À l'occasion du numéro anniversaire des 10 ans, So Foot est allé sur les routes de France, à la rencontre des « numéros 10 de province ». Ces footballeurs français chargés d'éclaircir le jeu des équipes de D1 dans les années 80-90. Carnot, Delamontagne, Moreau, Dedebant et... Yann Lachuer. Dont voici quelques extraits de l'interview, non publiés dans le magazine. Au menu de cette 1re partie, entre autres : Guy Roux, Paris et le bruit des crampons.

C’était dur, Auxerre, quand tu y es arrivé ? C’était dur, ouais, mais quelque part, j’avais pas fait de centre de formation et je l’ai fini là-bas. Ils repéraient beaucoup en Ligue 2 à l’époque. Je jouais à Créteil, j’avais 18 ans. Je suis arrivé quand l’équipe commençait à gagner, après la demi-finale contre Dortmund où Stéphane Mahé loupe le pénalty. J’ai attendu trois ans car, s’il n’y a pas de blessés, si l’équipe tourne bien, Guy Roux ne fait pas de turn-over. Cette année-là, ils m’avaient pris moi, (Christian, ndlr) Henna et Violeau de Ligue 2.

Tu pensais sincèrement pouvoir faire carrière à l’époque ? Moi oui, mais mes éducateurs, jamais. On parle de quotas, mais ça serait maintenant, jamais je passerais pro. J’étais pas grand, pas costaud. J’ai développé la technique. Guy Roux, la première fois que je l’ai vu, c’était dans le rond central de l’Abbé-Deschamps. Il aimait bien voir les parents. S’ils étaient un peu forts, il savait plus ou moins si le joueur allait être grand ou pas. Surtout pour les défenseurs ou les gardiens de but. Il avait raison.
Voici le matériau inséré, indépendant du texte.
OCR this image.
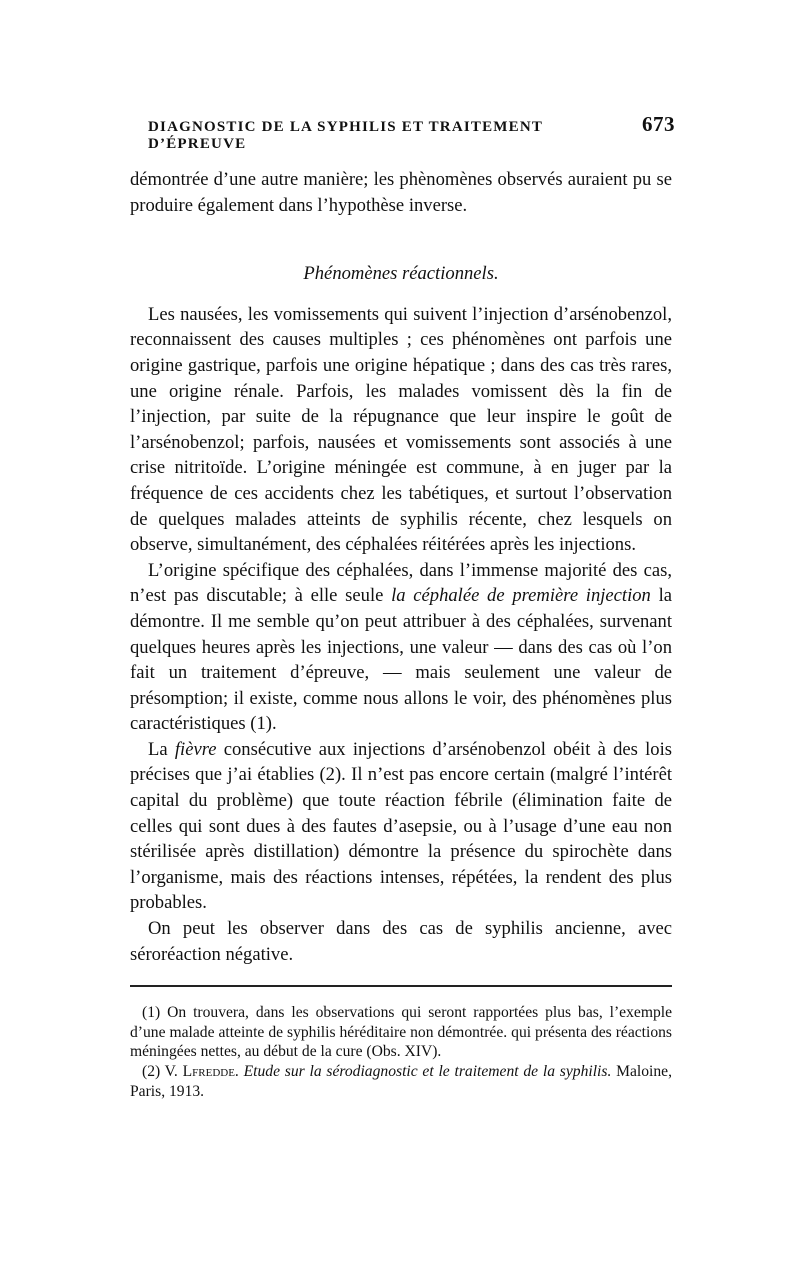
DIAGNOSTIC DE LA SYPHILIS ET TRAITEMENT D’ÉPREUVE
673

démontrée d’une autre manière; les phènomènes observés auraient pu se produire également dans l’hypothèse inverse.

Phénomènes réactionnels.

Les nausées, les vomissements qui suivent l’injection d’arsénobenzol, reconnaissent des causes multiples ; ces phénomènes ont parfois une origine gastrique, parfois une origine hépatique ; dans des cas très rares, une origine rénale. Parfois, les malades vomissent dès la fin de l’injection, par suite de la répugnance que leur inspire le goût de l’arsénobenzol; parfois, nausées et vomissements sont associés à une crise nitritoïde. L’origine méningée est commune, à en juger par la fréquence de ces accidents chez les tabétiques, et surtout l’observation de quelques malades atteints de syphilis récente, chez lesquels on observe, simultanément, des céphalées réitérées après les injections.

L’origine spécifique des céphalées, dans l’immense majorité des cas, n’est pas discutable; à elle seule la céphalée de première injection la démontre. Il me semble qu’on peut attribuer à des céphalées, survenant quelques heures après les injections, une valeur — dans des cas où l’on fait un traitement d’épreuve, — mais seulement une valeur de présomption; il existe, comme nous allons le voir, des phénomènes plus caractéristiques (1).

La fièvre consécutive aux injections d’arsénobenzol obéit à des lois précises que j’ai établies (2). Il n’est pas encore certain (malgré l’intérêt capital du problème) que toute réaction fébrile (élimination faite de celles qui sont dues à des fautes d’asepsie, ou à l’usage d’une eau non stérilisée après distillation) démontre la présence du spirochète dans l’organisme, mais des réactions intenses, répétées, la rendent des plus probables.

On peut les observer dans des cas de syphilis ancienne, avec séroréaction négative.

(1) On trouvera, dans les observations qui seront rapportées plus bas, l’exemple d’une malade atteinte de syphilis héréditaire non démontrée. qui présenta des réactions méningées nettes, au début de la cure (Obs. XIV).

(2) V. Lfredde. Etude sur la sérodiagnostic et le traitement de la syphilis. Maloine, Paris, 1913.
Ça se passait bien, d’ailleurs, avec Guy Roux ? Guy Roux, il faut avoir du répondant. Il veut toujours avoir raison, il préfère bien s’engueuler et il passe à autre chose. Si tu t’effaces, il t’écrase. L’avantage d’Auxerre, bon maintenant, le foot a changé, mais c’était un club qui était tranquille, géré par deux personnes. Bourgoin s’occupait des transferts et au niveau sportif, il n’y avait qu’un référent, c’était Guy Roux. Il n’y avait pas de directeur sportif, pas de chef de presse, de je sais pas quoi. Quand t’arrivais à l’entraînement, bah t’arrivais à l’entraînement. Tu entrais sur le terrain et voilà. Si tu voulais prendre une photo avec un joueur, tu prenais une photo. C’était très simple et très sain. Tant qu’il y avait Guy Roux, c’était tenu. Quand Santini est arrivé, il a organisé des points presse. Les journalistes de là-bas, ça leur a fait bizarre. Les joueurs aussi.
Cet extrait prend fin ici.